Police hold onto Hume Pistol Club’s firearms

The Hume Pistol Club. Picture: KYLIE ESLER

The Hume Pistol Club. Picture: KYLIE ESLER

DOZENS of firearms seized from the Hume Pistol Club are no closer to being returned as the club tries to sort out the mess.

The club held a meeting on Sunday where it was expected it would try to resolve the issues leading to the confiscation.

But police have not been told whether that meeting actually achieved that aim.

And the club was yesterday tight-lipped on progress.

Secretary Maurice Cevaal-Hewitt refused to comment, saying that to do so he would need to get approval from the club’s executive — something that he did not expect to happen.

Nevertheless, Mr Cevaal-Hewitt said he personally was willing to relay information to the community about any progress as soon as it was possible to do so.

Albury police last week confiscated 44 firearms — most of them pistols — in the care of a Hume Pistol Club member who holds five licences and permits.

It was acting on instructions from the NSW Firearms Registry.

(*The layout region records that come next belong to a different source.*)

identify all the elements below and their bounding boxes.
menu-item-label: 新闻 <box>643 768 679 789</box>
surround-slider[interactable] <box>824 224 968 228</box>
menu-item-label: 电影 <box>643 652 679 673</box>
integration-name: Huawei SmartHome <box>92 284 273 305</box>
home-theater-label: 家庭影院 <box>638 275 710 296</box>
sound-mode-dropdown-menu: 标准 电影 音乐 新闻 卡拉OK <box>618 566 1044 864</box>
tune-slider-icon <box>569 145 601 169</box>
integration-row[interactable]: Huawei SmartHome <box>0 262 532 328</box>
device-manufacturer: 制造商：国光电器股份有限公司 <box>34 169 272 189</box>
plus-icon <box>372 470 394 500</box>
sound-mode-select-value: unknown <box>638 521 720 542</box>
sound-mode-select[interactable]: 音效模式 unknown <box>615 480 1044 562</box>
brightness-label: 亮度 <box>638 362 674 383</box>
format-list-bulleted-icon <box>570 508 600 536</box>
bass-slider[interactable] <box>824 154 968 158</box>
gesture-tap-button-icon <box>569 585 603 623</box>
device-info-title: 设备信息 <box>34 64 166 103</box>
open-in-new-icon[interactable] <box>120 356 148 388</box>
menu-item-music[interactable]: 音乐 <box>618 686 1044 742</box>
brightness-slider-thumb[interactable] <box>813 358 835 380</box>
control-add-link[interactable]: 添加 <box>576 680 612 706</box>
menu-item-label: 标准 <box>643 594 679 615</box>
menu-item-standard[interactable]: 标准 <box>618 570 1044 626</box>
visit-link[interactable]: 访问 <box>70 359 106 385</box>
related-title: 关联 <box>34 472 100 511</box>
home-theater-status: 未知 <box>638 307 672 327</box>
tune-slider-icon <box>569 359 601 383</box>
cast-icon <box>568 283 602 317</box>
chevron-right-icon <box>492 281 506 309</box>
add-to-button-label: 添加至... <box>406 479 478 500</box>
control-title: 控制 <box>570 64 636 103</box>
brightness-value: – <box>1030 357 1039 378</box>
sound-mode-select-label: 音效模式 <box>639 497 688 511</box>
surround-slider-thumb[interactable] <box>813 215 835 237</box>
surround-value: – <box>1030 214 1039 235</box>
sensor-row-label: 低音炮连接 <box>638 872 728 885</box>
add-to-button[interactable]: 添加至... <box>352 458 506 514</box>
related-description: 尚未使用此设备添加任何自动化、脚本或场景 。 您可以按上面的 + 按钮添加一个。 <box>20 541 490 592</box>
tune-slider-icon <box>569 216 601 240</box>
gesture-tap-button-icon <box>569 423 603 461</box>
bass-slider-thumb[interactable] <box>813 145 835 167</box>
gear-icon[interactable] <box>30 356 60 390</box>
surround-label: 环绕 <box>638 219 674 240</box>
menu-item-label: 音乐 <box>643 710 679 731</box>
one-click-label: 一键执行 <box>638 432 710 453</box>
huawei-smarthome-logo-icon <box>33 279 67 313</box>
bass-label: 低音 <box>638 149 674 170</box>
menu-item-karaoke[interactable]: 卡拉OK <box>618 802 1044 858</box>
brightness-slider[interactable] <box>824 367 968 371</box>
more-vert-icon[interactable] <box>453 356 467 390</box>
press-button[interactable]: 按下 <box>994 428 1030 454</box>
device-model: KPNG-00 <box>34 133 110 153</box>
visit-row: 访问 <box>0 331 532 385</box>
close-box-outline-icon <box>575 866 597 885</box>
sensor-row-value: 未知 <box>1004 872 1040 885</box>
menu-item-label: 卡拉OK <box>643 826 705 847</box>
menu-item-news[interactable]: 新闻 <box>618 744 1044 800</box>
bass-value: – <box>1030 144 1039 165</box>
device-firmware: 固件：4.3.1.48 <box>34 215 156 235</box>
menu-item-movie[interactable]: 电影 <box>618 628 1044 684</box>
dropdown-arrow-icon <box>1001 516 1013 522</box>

This came in the wake of a dispute that has been simmering in recent months between factions in the club.

Added to the mix was a warning letter to club members from NSW Amateur Pistol Association president Brian Cheers.

In the letter, Mr Cheers — who has failed to respond to several requests from The Border Mail for comment — raised concerns about various aspects of the club’s operation and governance.

The association said the committee had failed to address the ongoing abusive and unsafe behaviour of one member, even after a request from the registry.

Registry concerns included people shooting by themselves without sup-ervison from a range officer, as well as violations of the club’s constitution.

The latter related to the expulsion of the president and vice-president by committee of management members.

Albury police licensing supervisor Sgt Steve McCaig said yesterday his understanding was that Sunday’s meeting intended “to sort out some of the issues” the club was facing.

“I haven’t heard anything back,” he said.

“As far as we’re aware, I’d imagine they’ve probably tried to address some of the divisions in the club.”

Sgt McCaig said the firearms could not be returned until he received instructions to do so from the registry, which is part of NSW Police.

“We haven’t had any correspondence from them at this stage,” he said.

Sgt McCaig said police also had not heard back from the pistol association.

In his letter to members, Mr Cheers said he hoped those who saw his involvement as unwarranted intervention would be limited to “those members who are responsible for bringing the Hume Pistol Club, the Amateur Pistol Association and the sport of pistol shooting into disrepute”.